Turns out it’s poor people!
According to Alison Flood, libraries have elected to stop making all those “it’s the foot-fall”, “we’re community hubs” and even “free internet!” noises as soon as loan figures look like they’re on the up.
Why are they going up? The same reason anything happens these days: because everyone is fiscally boned. Do we expect people to stay fiscally boned? Not really, no. If we did, we’d have bigger problems to deal with.

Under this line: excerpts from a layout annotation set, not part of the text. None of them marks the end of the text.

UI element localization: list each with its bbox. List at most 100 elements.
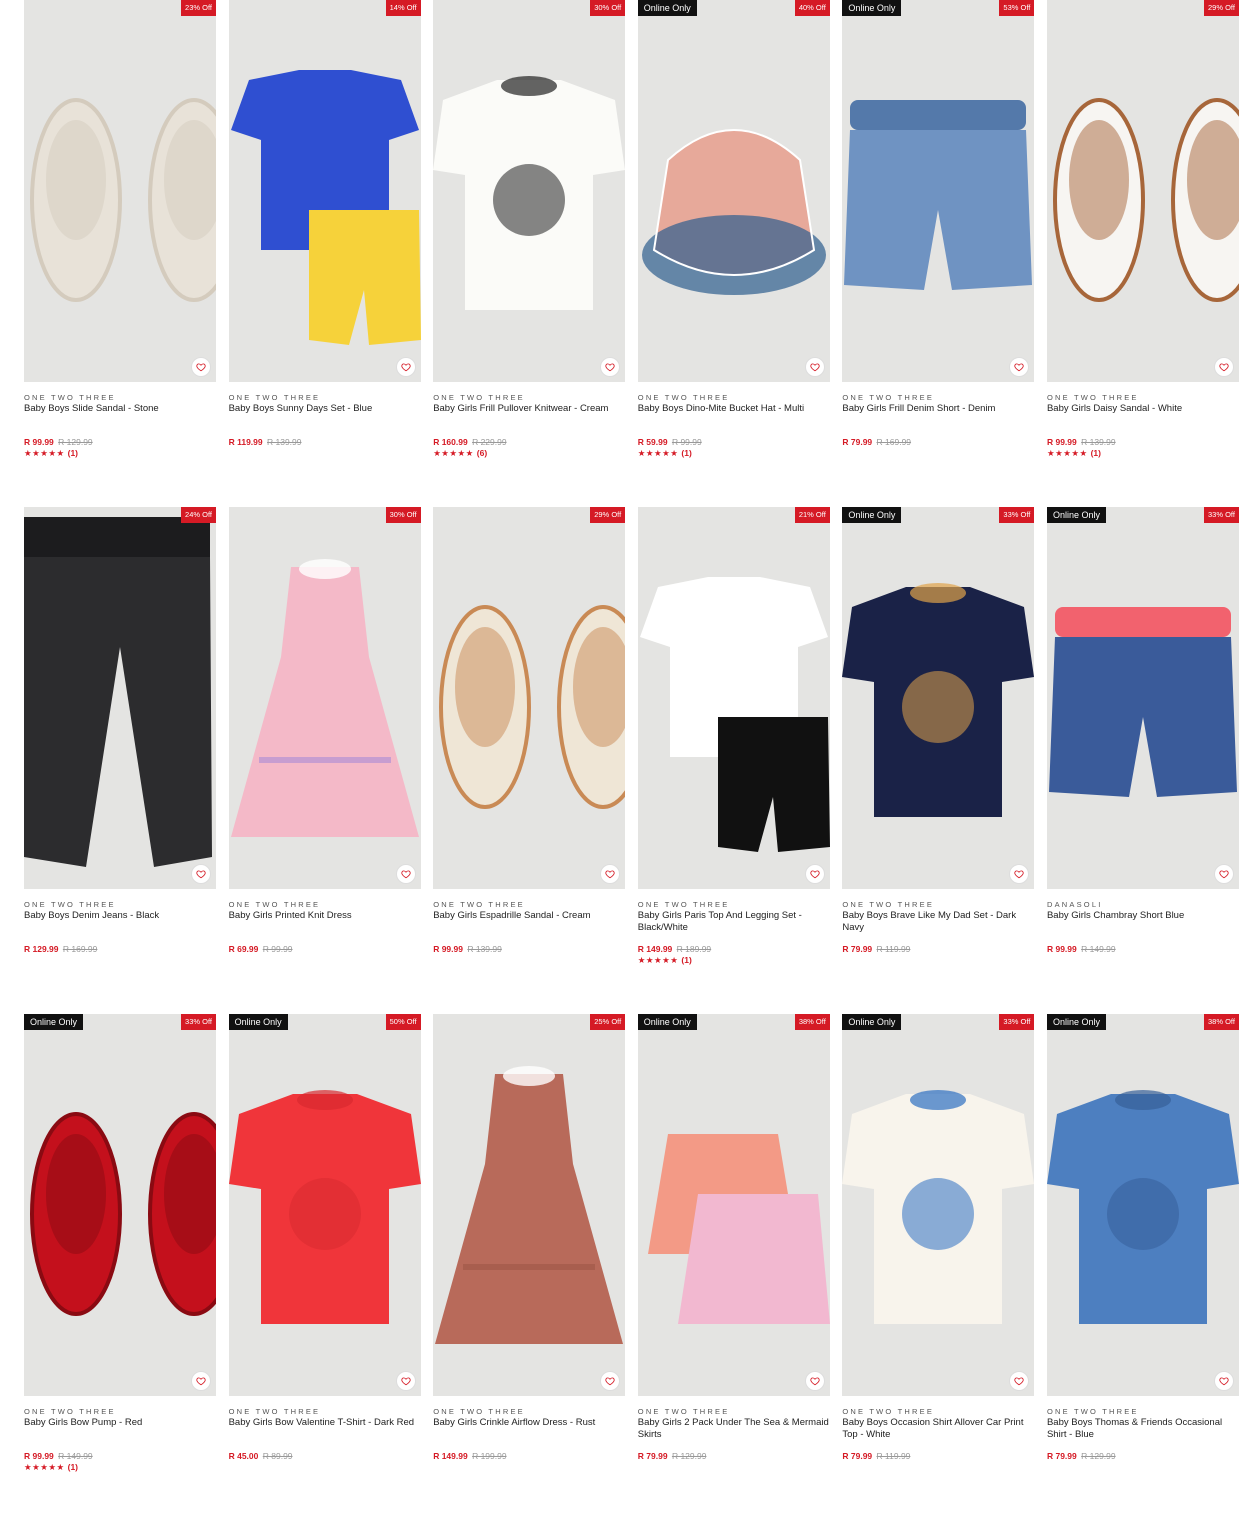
product-image[interactable]: Online Only 50% Off: [228, 1014, 421, 1396]
rating[interactable]: ★★★★★ (1): [1047, 448, 1239, 458]
discount-badge: 50% Off: [385, 1014, 421, 1030]
wishlist-button[interactable]: [395, 864, 416, 884]
product-name[interactable]: Baby Boys Brave Like My Dad Set - Dark N…: [842, 910, 1034, 933]
product-card[interactable]: 30% Off ONE TWO THREE Baby Girls Printed K…: [228, 507, 421, 1014]
product-image[interactable]: 25% Off: [433, 1014, 626, 1396]
product-image[interactable]: Online Only 53% Off: [842, 0, 1035, 382]
star-rating-icon: ★★★★★: [24, 1462, 65, 1472]
product-brand: ONE TWO THREE: [433, 1407, 525, 1416]
discount-badge: 40% Off: [794, 0, 830, 16]
product-card[interactable]: 29% Off ONE TWO THREE Baby Girls Daisy San…: [1046, 0, 1239, 507]
product-name[interactable]: Baby Girls Daisy Sandal - White: [1047, 403, 1239, 426]
product-name[interactable]: Baby Girls Frill Pullover Knitwear - Cre…: [433, 403, 625, 426]
online-only-badge: Online Only: [228, 1014, 288, 1030]
rating[interactable]: ★★★★★ (1): [24, 1462, 216, 1472]
product-image[interactable]: 23% Off: [24, 0, 216, 382]
product-image[interactable]: Online Only 33% Off: [842, 1014, 1035, 1396]
product-name[interactable]: Baby Boys Denim Jeans - Black: [24, 910, 216, 933]
product-card[interactable]: 14% Off ONE TWO THREE Baby Boys Sunny Days…: [228, 0, 421, 507]
product-name[interactable]: Baby Girls Espadrille Sandal - Cream: [433, 910, 625, 933]
product-brand: ONE TWO THREE: [24, 1407, 116, 1416]
sale-price: R 79.99: [637, 1451, 668, 1461]
product-name[interactable]: Baby Girls Frill Denim Short - Denim: [842, 403, 1034, 426]
discount-badge: 38% Off: [1204, 1014, 1239, 1030]
product-name[interactable]: Baby Girls Crinkle Airflow Dress - Rust: [433, 1417, 625, 1440]
product-name[interactable]: Baby Boys Occasion Shirt Allover Car Pri…: [842, 1417, 1034, 1440]
original-price: R 169.99: [876, 437, 912, 447]
product-name[interactable]: Baby Girls Bow Pump - Red: [24, 1417, 216, 1440]
product-name[interactable]: Baby Boys Dino-Mite Bucket Hat - Multi: [638, 403, 830, 426]
product-image[interactable]: 30% Off: [228, 507, 421, 889]
wishlist-button[interactable]: [191, 1371, 211, 1391]
wishlist-button[interactable]: [804, 1371, 825, 1391]
product-card[interactable]: 29% Off ONE TWO THREE Baby Girls Espadrill…: [433, 507, 626, 1014]
wishlist-button[interactable]: [191, 864, 211, 884]
product-image[interactable]: Online Only 38% Off: [637, 1014, 830, 1396]
product-card[interactable]: Online Only 53% Off ONE TWO THREE Baby Girl…: [842, 0, 1035, 507]
wishlist-button[interactable]: [1213, 357, 1234, 377]
product-card[interactable]: Online Only 38% Off ONE TWO THREE Baby Boys…: [1046, 1014, 1239, 1521]
heart-icon: [1014, 869, 1024, 879]
product-image[interactable]: Online Only 33% Off: [1046, 507, 1239, 889]
product-name[interactable]: Baby Girls Bow Valentine T-Shirt - Dark …: [229, 1417, 421, 1440]
product-card[interactable]: Online Only 50% Off ONE TWO THREE Baby Girl…: [228, 1014, 421, 1521]
product-card[interactable]: 30% Off ONE TWO THREE Baby Girls Frill Pul…: [433, 0, 626, 507]
rating[interactable]: ★★★★★ (1): [24, 448, 216, 458]
wishlist-button[interactable]: [804, 357, 825, 377]
product-prices: R 99.99 R 149.99: [24, 1451, 216, 1461]
product-card[interactable]: 21% Off ONE TWO THREE Baby Girls Paris Top…: [637, 507, 830, 1014]
product-name[interactable]: Baby Boys Thomas & Friends Occasional Sh…: [1047, 1417, 1239, 1440]
product-card[interactable]: 23% Off ONE TWO THREE Baby Boys Slide Sand…: [24, 0, 216, 507]
product-name[interactable]: Baby Boys Sunny Days Set - Blue: [229, 403, 421, 426]
sale-price: R 59.99: [637, 437, 668, 447]
product-name[interactable]: Baby Boys Slide Sandal - Stone: [24, 403, 216, 426]
product-name[interactable]: Baby Girls Chambray Short Blue: [1047, 910, 1239, 933]
sale-price: R 99.99: [1046, 437, 1077, 447]
product-image[interactable]: 24% Off: [24, 507, 216, 889]
product-brand: ONE TWO THREE: [1046, 393, 1139, 402]
product-card[interactable]: 25% Off ONE TWO THREE Baby Girls Crinkle A…: [433, 1014, 626, 1521]
product-image[interactable]: Online Only 38% Off: [1046, 1014, 1239, 1396]
product-card[interactable]: Online Only 33% Off ONE TWO THREE Baby Boys…: [842, 1014, 1035, 1521]
product-card[interactable]: Online Only 40% Off ONE TWO THREE Baby Boys…: [637, 0, 830, 507]
product-name[interactable]: Baby Girls 2 Pack Under The Sea & Mermai…: [638, 1417, 830, 1440]
original-price: R 119.99: [876, 1451, 911, 1461]
product-prices: R 99.99 R 149.99: [1047, 944, 1239, 954]
product-card[interactable]: Online Only 33% Off DANASOLI Baby Girls Cha…: [1046, 507, 1239, 1014]
heart-icon: [810, 869, 820, 879]
original-price: R 119.99: [876, 944, 911, 954]
rating[interactable]: ★★★★★ (1): [638, 448, 830, 458]
product-card[interactable]: Online Only 33% Off ONE TWO THREE Baby Boys…: [842, 507, 1035, 1014]
original-price: R 129.99: [1081, 1451, 1116, 1461]
wishlist-button[interactable]: [1213, 1371, 1234, 1391]
rating[interactable]: ★★★★★ (6): [433, 448, 625, 458]
original-price: R 139.99: [467, 944, 502, 954]
product-image[interactable]: Online Only 40% Off: [637, 0, 830, 382]
product-card[interactable]: Online Only 33% Off ONE TWO THREE Baby Girl…: [24, 1014, 216, 1521]
product-image[interactable]: Online Only 33% Off: [24, 1014, 216, 1396]
product-image[interactable]: 21% Off: [637, 507, 830, 889]
product-brand: ONE TWO THREE: [842, 393, 935, 402]
product-prices: R 149.99 R 199.99: [433, 1451, 625, 1461]
product-prices: R 79.99 R 119.99: [842, 1451, 1034, 1461]
wishlist-button[interactable]: [191, 357, 211, 377]
product-image[interactable]: Online Only 33% Off: [842, 507, 1035, 889]
product-name[interactable]: Baby Girls Paris Top And Legging Set - B…: [638, 910, 830, 933]
review-count: (1): [681, 448, 692, 458]
product-image[interactable]: 29% Off: [1046, 0, 1239, 382]
sale-price: R 79.99: [842, 944, 873, 954]
discount-badge: 33% Off: [1204, 507, 1239, 523]
wishlist-button[interactable]: [804, 864, 825, 884]
product-image[interactable]: 29% Off: [433, 507, 626, 889]
product-image[interactable]: 30% Off: [433, 0, 626, 382]
product-name[interactable]: Baby Girls Printed Knit Dress: [229, 910, 421, 933]
wishlist-button[interactable]: [395, 357, 416, 377]
wishlist-button[interactable]: [395, 1371, 416, 1391]
product-image[interactable]: 14% Off: [228, 0, 421, 382]
wishlist-button[interactable]: [1213, 864, 1234, 884]
product-brand: ONE TWO THREE: [433, 393, 525, 402]
product-card[interactable]: 24% Off ONE TWO THREE Baby Boys Denim Jean…: [24, 507, 216, 1014]
product-prices: R 99.99 R 139.99: [1047, 437, 1239, 447]
rating[interactable]: ★★★★★ (1): [638, 955, 830, 965]
product-card[interactable]: Online Only 38% Off ONE TWO THREE Baby Girl…: [637, 1014, 830, 1521]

As it is, rising food prices make throwing a couple of books on top look unappealing, and the pretend value of three-for-twos is probably going to convince less for the next few years, but in everyone else’s good times, libraries found that the cheapest best-sellers in the land were the most inconvenient, and keeping Richard & Judy’s Book Club display shelving well-stocked once month just meant more stock to be sold the next, as well-marketed short-head items refused to grow that extra tail.
Now is a good time for companies to be getting out of mutually-destructive competitions and finding sexy new forms of growth, and it’s going to work out really badly for libraries if now they want to get back in on it.
As long as everyone continues to not work out how to monetise anything other than an author’s linear character strings, we’re going to continue fighting over the right to distribute them in their audience’s chosen media, and libraries are do much better follow a route like Aaron Schmidt, Dave Pattern and JISC’s TILE (see David Jennings on their recent “Sitting on a Goldmine” event), using their inherent librariness to add a side or two to basic book meat.
If this is what good times looks for libraries, libraries are really shit.